Читать «Пушкин. Изнанка роковой интриги» онлайн - страница 137
Юрий Ильич Дружников
Из разных рассуждений привыкшего к цензуре Пушкина мы можем систематизировать контроль (цензуру) в четырех ипостасях, нечто вроде сказочного многоголового змея: 1) общая цензура – Министерства просвещения и внутренних дел; 2) духовная – Синод; 3) политическая – Бенкендорф и 4) царь лично – игра с освобождением поэта от цензуры. Пятой можем, конечно, добавить самоцензуру.
Поэт был великолепным самоцензором, сам писал об этом Вяземскому.
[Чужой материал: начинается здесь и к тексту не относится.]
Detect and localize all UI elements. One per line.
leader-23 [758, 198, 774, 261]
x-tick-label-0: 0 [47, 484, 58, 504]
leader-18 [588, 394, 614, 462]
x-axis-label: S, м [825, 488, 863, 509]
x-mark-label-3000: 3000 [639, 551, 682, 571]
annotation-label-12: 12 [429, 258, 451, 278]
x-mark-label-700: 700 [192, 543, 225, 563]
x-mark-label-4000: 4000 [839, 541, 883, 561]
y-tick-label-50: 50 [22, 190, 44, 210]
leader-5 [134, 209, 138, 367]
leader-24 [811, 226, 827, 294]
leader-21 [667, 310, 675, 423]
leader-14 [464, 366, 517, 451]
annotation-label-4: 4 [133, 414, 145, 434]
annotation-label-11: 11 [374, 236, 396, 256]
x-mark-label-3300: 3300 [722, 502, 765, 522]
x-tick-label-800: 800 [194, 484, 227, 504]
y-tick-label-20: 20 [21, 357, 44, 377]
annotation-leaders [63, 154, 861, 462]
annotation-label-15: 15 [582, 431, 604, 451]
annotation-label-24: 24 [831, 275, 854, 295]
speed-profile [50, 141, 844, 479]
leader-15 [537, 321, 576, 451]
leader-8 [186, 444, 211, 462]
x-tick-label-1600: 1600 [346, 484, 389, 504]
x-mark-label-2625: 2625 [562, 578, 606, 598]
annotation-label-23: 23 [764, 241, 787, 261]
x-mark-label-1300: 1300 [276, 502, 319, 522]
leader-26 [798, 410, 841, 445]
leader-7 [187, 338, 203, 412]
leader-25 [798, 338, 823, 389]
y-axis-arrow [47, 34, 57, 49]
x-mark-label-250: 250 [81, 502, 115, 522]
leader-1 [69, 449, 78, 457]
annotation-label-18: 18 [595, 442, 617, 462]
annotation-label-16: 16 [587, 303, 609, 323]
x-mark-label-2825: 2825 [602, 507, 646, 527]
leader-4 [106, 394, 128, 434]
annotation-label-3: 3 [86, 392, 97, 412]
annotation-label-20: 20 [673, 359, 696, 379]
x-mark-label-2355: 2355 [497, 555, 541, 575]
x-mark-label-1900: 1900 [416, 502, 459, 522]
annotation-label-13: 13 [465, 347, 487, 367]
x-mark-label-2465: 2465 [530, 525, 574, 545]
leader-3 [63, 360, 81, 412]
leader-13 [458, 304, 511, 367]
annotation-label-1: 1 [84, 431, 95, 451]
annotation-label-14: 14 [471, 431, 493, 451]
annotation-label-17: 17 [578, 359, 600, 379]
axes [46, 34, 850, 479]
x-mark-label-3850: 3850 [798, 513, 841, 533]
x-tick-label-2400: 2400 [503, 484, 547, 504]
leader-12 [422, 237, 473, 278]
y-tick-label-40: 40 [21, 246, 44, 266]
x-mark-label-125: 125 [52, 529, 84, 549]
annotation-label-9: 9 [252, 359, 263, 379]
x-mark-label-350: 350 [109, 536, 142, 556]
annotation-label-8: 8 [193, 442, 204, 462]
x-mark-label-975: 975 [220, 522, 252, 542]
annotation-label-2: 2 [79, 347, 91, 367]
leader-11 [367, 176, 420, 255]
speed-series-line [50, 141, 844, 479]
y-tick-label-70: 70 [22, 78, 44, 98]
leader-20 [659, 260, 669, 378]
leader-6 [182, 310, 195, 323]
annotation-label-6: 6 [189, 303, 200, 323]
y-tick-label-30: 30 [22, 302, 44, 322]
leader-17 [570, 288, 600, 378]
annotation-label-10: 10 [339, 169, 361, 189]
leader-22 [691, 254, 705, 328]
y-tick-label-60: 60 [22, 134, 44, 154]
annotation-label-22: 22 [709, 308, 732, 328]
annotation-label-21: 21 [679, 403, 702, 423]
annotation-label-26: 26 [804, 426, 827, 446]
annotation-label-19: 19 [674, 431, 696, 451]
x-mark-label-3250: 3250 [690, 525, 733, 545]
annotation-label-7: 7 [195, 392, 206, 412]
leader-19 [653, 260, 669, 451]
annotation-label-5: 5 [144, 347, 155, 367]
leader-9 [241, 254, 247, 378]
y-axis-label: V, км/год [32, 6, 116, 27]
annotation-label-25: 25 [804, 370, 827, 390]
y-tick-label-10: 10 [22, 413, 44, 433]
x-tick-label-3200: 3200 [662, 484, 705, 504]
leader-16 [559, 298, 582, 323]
Термин писать «спустя рукава» у Пушкин вовсе не означает «плохо» или «небрежно», но – свободно, без расчета на перлюстрацию. После 1826 года такой свободы он не чувствовал даже в заметках для себя. Осторожные высказывания о высшем начальстве в его дневниках и заметках свидетельствуют о постоянной самоцензуре. Ведь если читали его личные письма, то легко могли добраться и до дневника. Готовность сгибаться ради публикаций, ради читателя можно легко понять. В записке – иное дело: к печати она заведомо не предназначалась, но тут верховный цензор должен был проверить не столько произведение, сколько мысли и личность самого автора, стало быть, и самоцензуре тут следовало быть иной.
Похоже, Пушкин просто использовал официальные политические догмы, чтобы не вникать в тему, для него малоинтересную. Именно этим объясняется, в частности, факт, на который обратил внимание Д. Благой: «Мы имеем дело с документами, адресованными властям; этим объясняется… их официальная фразеология». Поэт не только цитирует высочайший манифест от 13 июля 1826 года, но подражает его стилю, старается сделать записку соответствующей содержанию манифеста.
Судя по всему, автор хотел выразить преданность властям, отделаться от неприятного поручения в расчете на то, что никто не будет принимать поверхностные предложения всерьез и записку положат под сукно. Он охотно штампует благонамеренные чувства, лишь бы его оставили в покое. Когда Пушкин писал «нет, весь я не умру» (это можно толковать как «я умру не весь» или «часть меня останется»), он, полагаем, не имел в виду ситуацию, при которой нами с таким усердием будет изучаться абсолютно все, им написанное. Не раз он сжигал написанное. Знал бы, сжег бы еще больше. Но записка эта все равно осталась бы в архиве Третьего отделения.
В черновике записки Пушкин было написал, что перемены к лучшему в России вообще не требуются «ни духом народа, ни общим мнением, еще существующим, ни самой силой вещей», но вычеркнул это, видимо, чувствуя перебор верноподданничества, сближавший письмо с пародией. Написав о надежде на милость к декабристам, то есть на помилование жертв, сам эту просьбу и вымарывает, чтобы не сердить Его Величество. В черновике имеется фраза: «С надеждою на милость монарха, не ограниченную никакими законами». Пушкин почувствовал, наверное, что его переделка стереотипной фразы: «Произвол власти (царя), не ограниченный никакими законами», – рассердит Николая. Вычищенная записка приобретает приемлемый для главного читателя вид. Державинская формула: «И истину царям с улыбкой говорить», – эффектна, но далеко не всегда соответствует реальности.